Le sorcier de l’île d’Anticosti/Au pays de la Louisiane/Chapitre II

II

SÉPARATION

Le temps passa.

Robert suivit brillamment la même carrière que son père ; les fillettes devinrent de belles jeunes filles.

Un grand malheur les frappa alors : elles perdirent leur mère.

Cette dure épreuve les affecta douloureusement. Elles n’eurent pas le temps de se consoler, car bientôt il leur fallut envisager la possibilité d’un éloignement des lieux chéris où s’était écoulée leur enfance.

Elles ne pouvaient rester seules dans le vaste domaine familial pendant les fréquentes absences de leur père et de leur frère ; il fut donc décidé, malgré leurs larmes, qu’elles quitteraient la Nouvelle-Orléans pour aller à Saint-Louis, chez une sœur de leur mère qu’elles aimaient beaucoup.

Mais le voyage offrait plus d’une difficulté. Les routes, dans ce pays neuf, n’existaient pas. En outre, les tribus d’Indiens nomades étaient à redouter.

Des partis de chasseurs sauvages sillonnaient souvent les forêts. Avec cela que les féroces Peaux-Rouges ne manquaient alors jamais une occasion de se venger des visages pâles qui les avaient dépossédés, tuant et scalpant les voyageurs sans défense.

Le commandant de Morville pensa donner à ses filles une escorte composée de quelques-uns de ses braves marins ; mais son fils l’en dissuada.

— Laissez-moi, mon père, le soin de protéger seul mes sœurs. Une petite troupe passe impunément là où une plus nombreuse attire l’attention. Je connais parfaitement la route que nous devons suivre, et j’ai le ferme espoir que nous arriverons à bon port.

— Oh ! oui, père, s’écria Paula ; laissez-nous partir avec Robert. Je n’ai aucune crainte.

— Et toi, ma Lucy ? demanda le commandant, en serrant dans ses bras son autre fille.

— Oh ! moi, père, dit-elle en sanglotant, je voudrais ne pas vous quitter.

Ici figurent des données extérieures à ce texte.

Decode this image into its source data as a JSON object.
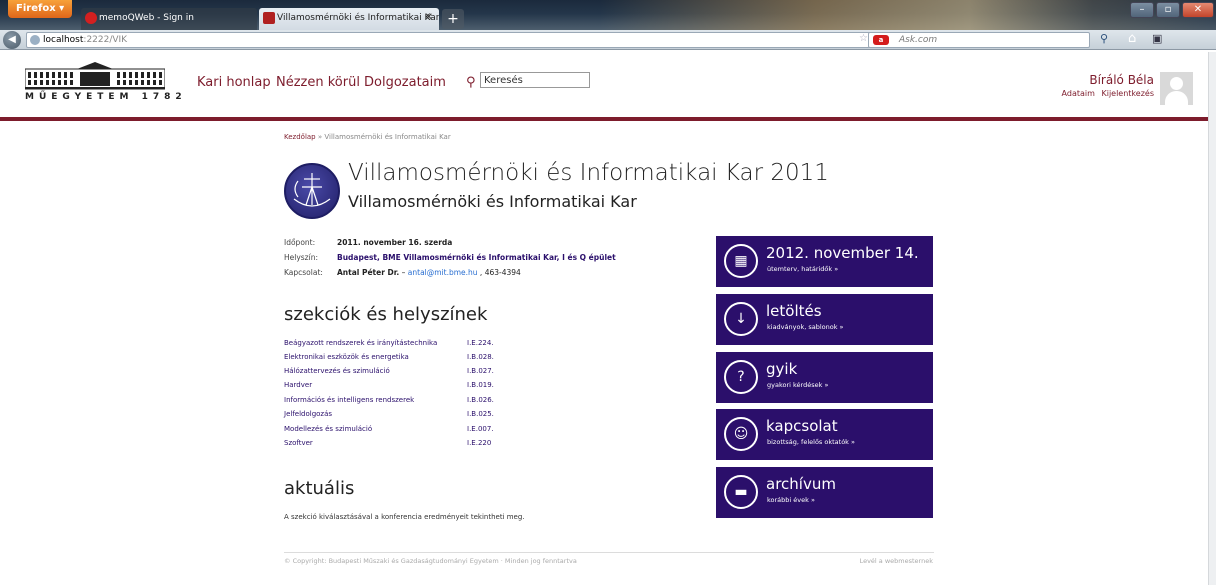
{
  "browser": {
    "app_button": "Firefox",
    "tabs": [
      {
        "label": "memoQWeb - Sign in"
      },
      {
        "label": "Villamosmérnöki és Informatikai Kar -..."
      }
    ],
    "new_tab": "+",
    "url_host": "localhost",
    "url_rest": ":2222/VIK",
    "search_engine": "Ask.com"
  },
  "header": {
    "logo_text": "MŰEGYETEM 1782",
    "nav": [
      "Kari honlap",
      "Nézzen körül",
      "Dolgozataim"
    ],
    "search_value": "Keresés",
    "user_name": "Bíráló Béla",
    "user_links": [
      "Adataim",
      "Kijelentkezés"
    ]
  },
  "content": {
    "breadcrumb_home": "Kezdőlap",
    "breadcrumb_rest": " » Villamosmérnöki és Informatikai Kar",
    "title": "Villamosmérnöki és Informatikai Kar 2011",
    "subtitle": "Villamosmérnöki és Informatikai Kar",
    "info": {
      "idopont_label": "Időpont:",
      "idopont_value": "2011. november 16. szerda",
      "helyszin_label": "Helyszín:",
      "helyszin_value": "Budapest, BME Villamosmérnöki és Informatikai Kar, I és Q épület",
      "kapcsolat_label": "Kapcsolat:",
      "kapcsolat_name": "Antal Péter Dr.",
      "kapcsolat_sep": " – ",
      "kapcsolat_email": "antal@mit.bme.hu",
      "kapcsolat_phone": " , 463-4394"
    },
    "sections_heading": "szekciók és helyszínek",
    "sections": [
      {
        "name": "Beágyazott rendszerek és irányítástechnika",
        "room": "I.E.224."
      },
      {
        "name": "Elektronikai eszközök és energetika",
        "room": "I.B.028."
      },
      {
        "name": "Hálózattervezés és szimuláció",
        "room": "I.B.027."
      },
      {
        "name": "Hardver",
        "room": "I.B.019."
      },
      {
        "name": "Információs és intelligens rendszerek",
        "room": "I.B.026."
      },
      {
        "name": "Jelfeldolgozás",
        "room": "I.B.025."
      },
      {
        "name": "Modellezés és szimuláció",
        "room": "I.E.007."
      },
      {
        "name": "Szoftver",
        "room": "I.E.220"
      }
    ],
    "aktualis_heading": "aktuális",
    "aktualis_text": "A szekció kiválasztásával a konferencia eredményeit tekintheti meg."
  },
  "tiles": [
    {
      "title": "2012. november 14.",
      "subtitle": "ütemterv, határidők »",
      "icon": "calendar-icon"
    },
    {
      "title": "letöltés",
      "subtitle": "kiadványok, sablonok »",
      "icon": "download-icon"
    },
    {
      "title": "gyik",
      "subtitle": "gyakori kérdések »",
      "icon": "question-icon"
    },
    {
      "title": "kapcsolat",
      "subtitle": "bizottság, felelős oktatók »",
      "icon": "people-icon"
    },
    {
      "title": "archívum",
      "subtitle": "korábbi évek »",
      "icon": "folder-icon"
    }
  ],
  "footer": {
    "copyright": "© Copyright: Budapesti Műszaki és Gazdaságtudományi Egyetem · Minden jog fenntartva",
    "mail": "Levél a webmesternek"
  },
  "colors": {
    "accent": "#7d1c2c",
    "tile": "#2b0f6b"
  }
}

— Sois raisonnable, mon enfant. Je puis partir d’un jour à l’autre, peut-être dès demain. C’est même ce qui m’empêche de vous accompagner. Le congé de ton frère expire dans quinze jours ; je ne puis vous laisser seules ici. Votre tante vous aime, et, du reste, notre séparation sera de peu de durée. Je vous promets de quitter le service aussitôt que je le pourrai et de venir vous reprendre alors. Je n’ai qu’un regret : c’est de ne pas pouvoir vous donner pour guide un ami d’enfance à moi, Jacques Carol, le fils du garde-chasse de mon père. Nous avons été élevés ensemble, il m’a suivi dans toutes mes campagnes, et ne m’a quitté que depuis mon mariage avec votre mère. Ayant pris part alors à plusieurs grandes chasses dans la prairie, il fut séduit par cette vie libre du désert et devint chasseur. Il paraît qu’il a acquis une grande réputation parmi les Sauvages, qui admirent son adresse et l’ont même surnommé le Cœur-Vaillant.

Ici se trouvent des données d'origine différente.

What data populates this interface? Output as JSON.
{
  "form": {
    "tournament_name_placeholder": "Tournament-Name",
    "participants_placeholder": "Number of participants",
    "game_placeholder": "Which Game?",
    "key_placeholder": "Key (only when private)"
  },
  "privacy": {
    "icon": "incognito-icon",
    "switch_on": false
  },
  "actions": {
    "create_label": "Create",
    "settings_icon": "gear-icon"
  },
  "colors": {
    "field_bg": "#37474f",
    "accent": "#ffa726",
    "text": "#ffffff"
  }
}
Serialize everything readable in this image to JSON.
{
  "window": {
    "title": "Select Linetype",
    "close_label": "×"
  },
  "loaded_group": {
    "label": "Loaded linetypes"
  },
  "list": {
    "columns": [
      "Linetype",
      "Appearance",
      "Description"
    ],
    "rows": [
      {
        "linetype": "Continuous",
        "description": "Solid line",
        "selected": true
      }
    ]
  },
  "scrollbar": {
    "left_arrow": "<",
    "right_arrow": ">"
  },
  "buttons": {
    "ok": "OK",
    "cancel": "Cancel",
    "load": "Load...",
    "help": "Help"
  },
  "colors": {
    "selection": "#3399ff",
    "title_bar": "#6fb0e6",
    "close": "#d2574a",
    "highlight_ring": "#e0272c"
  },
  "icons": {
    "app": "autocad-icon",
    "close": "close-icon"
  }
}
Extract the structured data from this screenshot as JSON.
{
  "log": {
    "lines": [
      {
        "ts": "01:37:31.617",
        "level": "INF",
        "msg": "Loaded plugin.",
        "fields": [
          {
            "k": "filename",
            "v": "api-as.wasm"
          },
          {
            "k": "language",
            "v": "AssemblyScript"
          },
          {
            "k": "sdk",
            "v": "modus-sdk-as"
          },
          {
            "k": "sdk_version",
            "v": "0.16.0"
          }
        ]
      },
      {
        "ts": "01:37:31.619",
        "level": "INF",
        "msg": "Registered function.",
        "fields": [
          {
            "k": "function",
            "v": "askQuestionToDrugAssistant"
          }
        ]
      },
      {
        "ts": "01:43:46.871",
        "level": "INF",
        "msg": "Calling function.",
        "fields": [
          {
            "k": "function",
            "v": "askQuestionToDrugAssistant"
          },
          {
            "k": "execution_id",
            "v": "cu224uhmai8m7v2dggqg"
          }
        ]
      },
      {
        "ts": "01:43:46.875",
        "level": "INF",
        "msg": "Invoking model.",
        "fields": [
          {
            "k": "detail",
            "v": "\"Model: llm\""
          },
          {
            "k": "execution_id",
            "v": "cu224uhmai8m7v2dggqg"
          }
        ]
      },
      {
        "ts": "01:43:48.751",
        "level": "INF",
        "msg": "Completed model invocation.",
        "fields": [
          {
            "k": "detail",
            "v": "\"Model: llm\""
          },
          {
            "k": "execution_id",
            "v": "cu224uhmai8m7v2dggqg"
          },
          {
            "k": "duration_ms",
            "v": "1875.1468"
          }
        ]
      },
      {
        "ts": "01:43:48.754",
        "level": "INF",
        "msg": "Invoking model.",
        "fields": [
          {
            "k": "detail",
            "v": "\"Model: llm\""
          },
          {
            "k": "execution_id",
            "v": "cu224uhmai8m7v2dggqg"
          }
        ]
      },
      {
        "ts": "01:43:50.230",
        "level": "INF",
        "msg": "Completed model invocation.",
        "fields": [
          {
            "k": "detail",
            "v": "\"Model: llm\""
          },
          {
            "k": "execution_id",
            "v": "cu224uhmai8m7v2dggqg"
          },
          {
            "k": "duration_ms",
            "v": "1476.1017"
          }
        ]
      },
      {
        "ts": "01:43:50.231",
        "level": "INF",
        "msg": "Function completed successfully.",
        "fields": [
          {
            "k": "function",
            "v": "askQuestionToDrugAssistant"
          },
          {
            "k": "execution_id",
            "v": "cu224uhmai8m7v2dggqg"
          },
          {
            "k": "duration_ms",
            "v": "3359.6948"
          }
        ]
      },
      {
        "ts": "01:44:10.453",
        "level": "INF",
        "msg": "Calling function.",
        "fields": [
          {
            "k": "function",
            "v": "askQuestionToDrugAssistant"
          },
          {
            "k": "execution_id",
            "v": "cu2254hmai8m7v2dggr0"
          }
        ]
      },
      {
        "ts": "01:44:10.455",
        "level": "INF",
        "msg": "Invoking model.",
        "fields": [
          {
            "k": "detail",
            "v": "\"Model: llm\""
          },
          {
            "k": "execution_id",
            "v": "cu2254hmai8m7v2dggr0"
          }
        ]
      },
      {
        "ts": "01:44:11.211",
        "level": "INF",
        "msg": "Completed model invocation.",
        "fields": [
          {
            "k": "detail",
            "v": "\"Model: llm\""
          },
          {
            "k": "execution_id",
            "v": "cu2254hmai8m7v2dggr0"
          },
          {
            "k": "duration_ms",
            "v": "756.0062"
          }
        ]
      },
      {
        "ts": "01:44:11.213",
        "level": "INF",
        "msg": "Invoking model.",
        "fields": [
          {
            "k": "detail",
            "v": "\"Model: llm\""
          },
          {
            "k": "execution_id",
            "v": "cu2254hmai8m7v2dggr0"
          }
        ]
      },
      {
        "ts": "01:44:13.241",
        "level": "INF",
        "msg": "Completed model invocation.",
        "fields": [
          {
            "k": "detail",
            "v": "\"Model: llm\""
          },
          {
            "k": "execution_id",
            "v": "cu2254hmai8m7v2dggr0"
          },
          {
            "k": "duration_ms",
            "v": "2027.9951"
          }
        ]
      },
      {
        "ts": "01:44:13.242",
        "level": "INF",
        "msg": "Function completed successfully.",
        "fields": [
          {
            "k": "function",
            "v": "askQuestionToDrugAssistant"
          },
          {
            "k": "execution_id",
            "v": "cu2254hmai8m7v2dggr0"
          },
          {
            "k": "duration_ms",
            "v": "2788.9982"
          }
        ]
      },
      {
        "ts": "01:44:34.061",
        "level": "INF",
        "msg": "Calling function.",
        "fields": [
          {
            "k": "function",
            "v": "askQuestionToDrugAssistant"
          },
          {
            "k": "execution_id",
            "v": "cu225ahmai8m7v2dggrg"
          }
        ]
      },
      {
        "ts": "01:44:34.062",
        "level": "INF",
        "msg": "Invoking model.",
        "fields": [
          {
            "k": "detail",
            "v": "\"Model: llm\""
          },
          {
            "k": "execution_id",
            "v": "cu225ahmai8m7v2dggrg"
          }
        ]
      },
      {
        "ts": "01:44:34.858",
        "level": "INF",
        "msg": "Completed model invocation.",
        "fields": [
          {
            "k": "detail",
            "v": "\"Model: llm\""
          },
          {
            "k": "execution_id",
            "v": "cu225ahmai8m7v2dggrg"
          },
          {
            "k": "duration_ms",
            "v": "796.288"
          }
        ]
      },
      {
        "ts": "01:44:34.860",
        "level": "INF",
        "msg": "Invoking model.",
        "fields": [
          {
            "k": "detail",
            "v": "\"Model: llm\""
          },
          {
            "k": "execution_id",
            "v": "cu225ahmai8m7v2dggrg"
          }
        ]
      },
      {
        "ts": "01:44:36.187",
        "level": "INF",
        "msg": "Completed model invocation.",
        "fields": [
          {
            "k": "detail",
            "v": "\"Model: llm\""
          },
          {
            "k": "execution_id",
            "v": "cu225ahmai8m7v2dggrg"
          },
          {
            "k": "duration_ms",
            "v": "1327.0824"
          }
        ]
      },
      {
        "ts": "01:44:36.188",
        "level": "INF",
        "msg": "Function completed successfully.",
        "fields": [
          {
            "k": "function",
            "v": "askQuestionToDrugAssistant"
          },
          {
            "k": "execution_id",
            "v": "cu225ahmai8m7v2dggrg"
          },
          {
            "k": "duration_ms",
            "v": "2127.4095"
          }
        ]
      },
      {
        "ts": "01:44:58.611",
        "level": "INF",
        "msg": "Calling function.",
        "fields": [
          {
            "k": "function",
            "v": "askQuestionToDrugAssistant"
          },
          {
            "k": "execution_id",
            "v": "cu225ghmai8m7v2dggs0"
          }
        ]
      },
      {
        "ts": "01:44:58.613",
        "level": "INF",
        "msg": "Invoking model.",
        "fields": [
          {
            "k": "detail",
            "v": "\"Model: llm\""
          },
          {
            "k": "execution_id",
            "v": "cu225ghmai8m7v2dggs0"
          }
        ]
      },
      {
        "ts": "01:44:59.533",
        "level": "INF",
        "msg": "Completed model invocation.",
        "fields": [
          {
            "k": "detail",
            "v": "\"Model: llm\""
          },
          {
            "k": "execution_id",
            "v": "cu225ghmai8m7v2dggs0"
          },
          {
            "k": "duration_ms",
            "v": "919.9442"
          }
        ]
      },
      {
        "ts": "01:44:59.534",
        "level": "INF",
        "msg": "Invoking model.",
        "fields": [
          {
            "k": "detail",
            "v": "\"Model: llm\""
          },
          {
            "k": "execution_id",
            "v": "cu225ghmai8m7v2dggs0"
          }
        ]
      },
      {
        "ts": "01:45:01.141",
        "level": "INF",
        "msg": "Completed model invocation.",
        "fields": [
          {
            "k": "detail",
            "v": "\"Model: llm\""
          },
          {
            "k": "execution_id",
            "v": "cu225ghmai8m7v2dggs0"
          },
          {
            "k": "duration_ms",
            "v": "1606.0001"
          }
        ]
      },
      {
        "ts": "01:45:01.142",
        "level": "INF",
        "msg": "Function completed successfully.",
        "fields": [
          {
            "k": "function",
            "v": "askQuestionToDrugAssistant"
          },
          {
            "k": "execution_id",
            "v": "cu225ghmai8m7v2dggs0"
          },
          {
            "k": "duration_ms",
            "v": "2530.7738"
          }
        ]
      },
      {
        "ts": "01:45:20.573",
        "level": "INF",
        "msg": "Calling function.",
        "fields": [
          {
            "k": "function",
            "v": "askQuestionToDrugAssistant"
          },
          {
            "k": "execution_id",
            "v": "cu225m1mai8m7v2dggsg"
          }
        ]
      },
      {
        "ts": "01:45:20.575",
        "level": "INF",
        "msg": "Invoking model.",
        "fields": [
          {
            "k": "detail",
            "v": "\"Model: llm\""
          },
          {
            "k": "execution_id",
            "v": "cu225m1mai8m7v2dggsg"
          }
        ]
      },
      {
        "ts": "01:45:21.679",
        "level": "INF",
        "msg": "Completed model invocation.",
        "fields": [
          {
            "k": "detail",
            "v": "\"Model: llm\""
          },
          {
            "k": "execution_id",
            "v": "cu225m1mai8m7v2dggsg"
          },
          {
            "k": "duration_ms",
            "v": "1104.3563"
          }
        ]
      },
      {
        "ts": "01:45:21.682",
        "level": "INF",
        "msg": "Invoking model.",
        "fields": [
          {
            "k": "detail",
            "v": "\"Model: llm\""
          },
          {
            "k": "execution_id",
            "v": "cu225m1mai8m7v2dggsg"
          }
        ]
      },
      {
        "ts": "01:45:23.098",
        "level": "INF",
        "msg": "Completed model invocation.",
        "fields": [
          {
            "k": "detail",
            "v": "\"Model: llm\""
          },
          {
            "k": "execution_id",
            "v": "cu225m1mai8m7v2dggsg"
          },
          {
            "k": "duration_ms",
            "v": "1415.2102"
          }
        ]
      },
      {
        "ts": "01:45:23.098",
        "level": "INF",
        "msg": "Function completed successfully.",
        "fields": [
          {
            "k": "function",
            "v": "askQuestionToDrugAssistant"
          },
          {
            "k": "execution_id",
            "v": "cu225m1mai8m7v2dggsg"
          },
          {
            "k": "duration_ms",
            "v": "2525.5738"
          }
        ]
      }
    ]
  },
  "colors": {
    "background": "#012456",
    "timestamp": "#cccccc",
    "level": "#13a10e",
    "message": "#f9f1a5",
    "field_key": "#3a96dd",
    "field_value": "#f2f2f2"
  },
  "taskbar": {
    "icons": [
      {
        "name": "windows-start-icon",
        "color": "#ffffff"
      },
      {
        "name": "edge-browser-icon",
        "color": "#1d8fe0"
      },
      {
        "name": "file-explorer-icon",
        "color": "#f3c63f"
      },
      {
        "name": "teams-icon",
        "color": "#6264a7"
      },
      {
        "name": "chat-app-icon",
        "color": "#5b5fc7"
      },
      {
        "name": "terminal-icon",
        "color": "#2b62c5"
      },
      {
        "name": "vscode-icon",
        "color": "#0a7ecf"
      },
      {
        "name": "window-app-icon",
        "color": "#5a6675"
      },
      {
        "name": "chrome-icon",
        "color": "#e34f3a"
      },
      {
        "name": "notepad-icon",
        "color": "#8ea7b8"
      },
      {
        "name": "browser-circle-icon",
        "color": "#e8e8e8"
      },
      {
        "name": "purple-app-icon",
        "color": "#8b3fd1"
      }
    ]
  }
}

— Est-il mort, mon père ? demanda Robert.

— Non, mon enfant. J’ai de ses nouvelles à de rares intervalles. Plusieurs fois je lui ai fait dire de venir ; mais il prétend, parait-il, qu’il ne peut plus vivre dans l’air des villes. Ah ! si je savais où le trouver !…

La soirée se passa en projets d’avenir.

M. de Morville et son fils s’efforçaient de ramener un peu de calme dans l’esprit de Lucy ; Paula les y aidait, cachant courageusement son propre chagrin.

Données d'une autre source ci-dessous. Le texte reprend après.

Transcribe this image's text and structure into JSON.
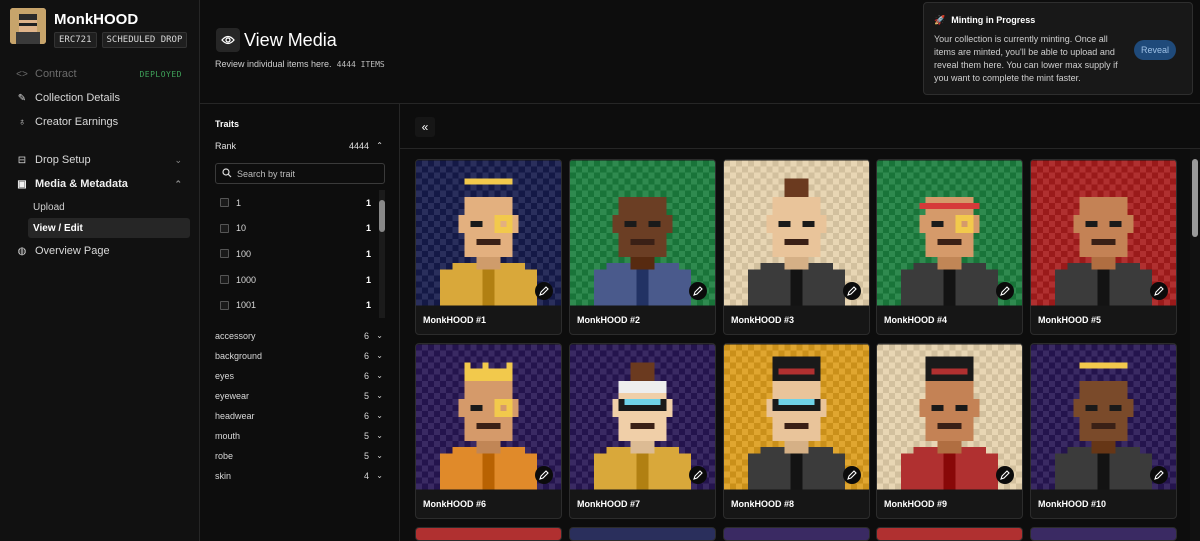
{
  "brand": {
    "name": "MonkHOOD",
    "tags": [
      "ERC721",
      "SCHEDULED DROP"
    ]
  },
  "nav": {
    "contract": {
      "label": "Contract",
      "badge": "DEPLOYED"
    },
    "collection_details": "Collection Details",
    "creator_earnings": "Creator Earnings",
    "drop_setup": "Drop Setup",
    "media_metadata": "Media & Metadata",
    "upload": "Upload",
    "view_edit": "View / Edit",
    "overview_page": "Overview Page"
  },
  "header": {
    "title": "View Media",
    "subtitle": "Review individual items here.",
    "item_count": "4444 ITEMS"
  },
  "mint_notice": {
    "title": "Minting in Progress",
    "text": "Your collection is currently minting. Once all items are minted, you'll be able to upload and reveal them here. You can lower max supply if you want to complete the mint faster.",
    "button": "Reveal"
  },
  "traits": {
    "title": "Traits",
    "rank": {
      "label": "Rank",
      "count": "4444"
    },
    "search_placeholder": "Search by trait",
    "rank_options": [
      {
        "label": "1",
        "count": "1"
      },
      {
        "label": "10",
        "count": "1"
      },
      {
        "label": "100",
        "count": "1"
      },
      {
        "label": "1000",
        "count": "1"
      },
      {
        "label": "1001",
        "count": "1"
      }
    ],
    "categories": [
      {
        "label": "accessory",
        "count": "6"
      },
      {
        "label": "background",
        "count": "6"
      },
      {
        "label": "eyes",
        "count": "6"
      },
      {
        "label": "eyewear",
        "count": "5"
      },
      {
        "label": "headwear",
        "count": "6"
      },
      {
        "label": "mouth",
        "count": "5"
      },
      {
        "label": "robe",
        "count": "5"
      },
      {
        "label": "skin",
        "count": "4"
      }
    ]
  },
  "items": [
    {
      "name": "MonkHOOD #1",
      "bg": "#2a2f5c",
      "skin": "#e3b07f",
      "robe": "#d9a83a",
      "head": "halo",
      "eyewear": "monocle"
    },
    {
      "name": "MonkHOOD #2",
      "bg": "#2f8a4f",
      "skin": "#6b3e24",
      "robe": "#4a5a8c",
      "head": "none",
      "eyewear": "none"
    },
    {
      "name": "MonkHOOD #3",
      "bg": "#e8d6b4",
      "skin": "#e9c49a",
      "robe": "#3b3b3b",
      "head": "bun",
      "eyewear": "none"
    },
    {
      "name": "MonkHOOD #4",
      "bg": "#2f8a4f",
      "skin": "#d59a6a",
      "robe": "#3b3b3b",
      "head": "headband",
      "eyewear": "monocle"
    },
    {
      "name": "MonkHOOD #5",
      "bg": "#b03030",
      "skin": "#c48255",
      "robe": "#3b3b3b",
      "head": "none",
      "eyewear": "none"
    },
    {
      "name": "MonkHOOD #6",
      "bg": "#3a2a63",
      "skin": "#d59a6a",
      "robe": "#e08a2a",
      "head": "crown",
      "eyewear": "monocle"
    },
    {
      "name": "MonkHOOD #7",
      "bg": "#3a2a63",
      "skin": "#f0cfa8",
      "robe": "#d9a83a",
      "head": "band",
      "eyewear": "visor"
    },
    {
      "name": "MonkHOOD #8",
      "bg": "#e0a630",
      "skin": "#e9c49a",
      "robe": "#3b3b3b",
      "head": "tophat",
      "eyewear": "visor"
    },
    {
      "name": "MonkHOOD #9",
      "bg": "#e8d6b4",
      "skin": "#c48255",
      "robe": "#b03030",
      "head": "tophat",
      "eyewear": "none"
    },
    {
      "name": "MonkHOOD #10",
      "bg": "#3a2a63",
      "skin": "#7a4a2a",
      "robe": "#3b3b3b",
      "head": "halo",
      "eyewear": "none"
    }
  ],
  "peek_colors": [
    "#b03030",
    "#2a2f5c",
    "#3a2a63",
    "#b03030",
    "#3a2a63"
  ]
}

Comme ils allaient se séparer pour la nuit, l’ordre d’appareiller le lendemain au point du jour arriva pour leur père et renouvela les pleurs.

On ne dormit guère cette nuit-là dans la maison en deuil : les pauvres jeunes filles allaient se trouver deux fois orphelines.

Elles le comprirent surtout en voyant le vaisseau quitter majestueusement le port pour gagner la pleine mer : d’un même mouvement elles s’agenouillèrent pour implorer l’Étoile de la Mer et lui demander de protéger leur père.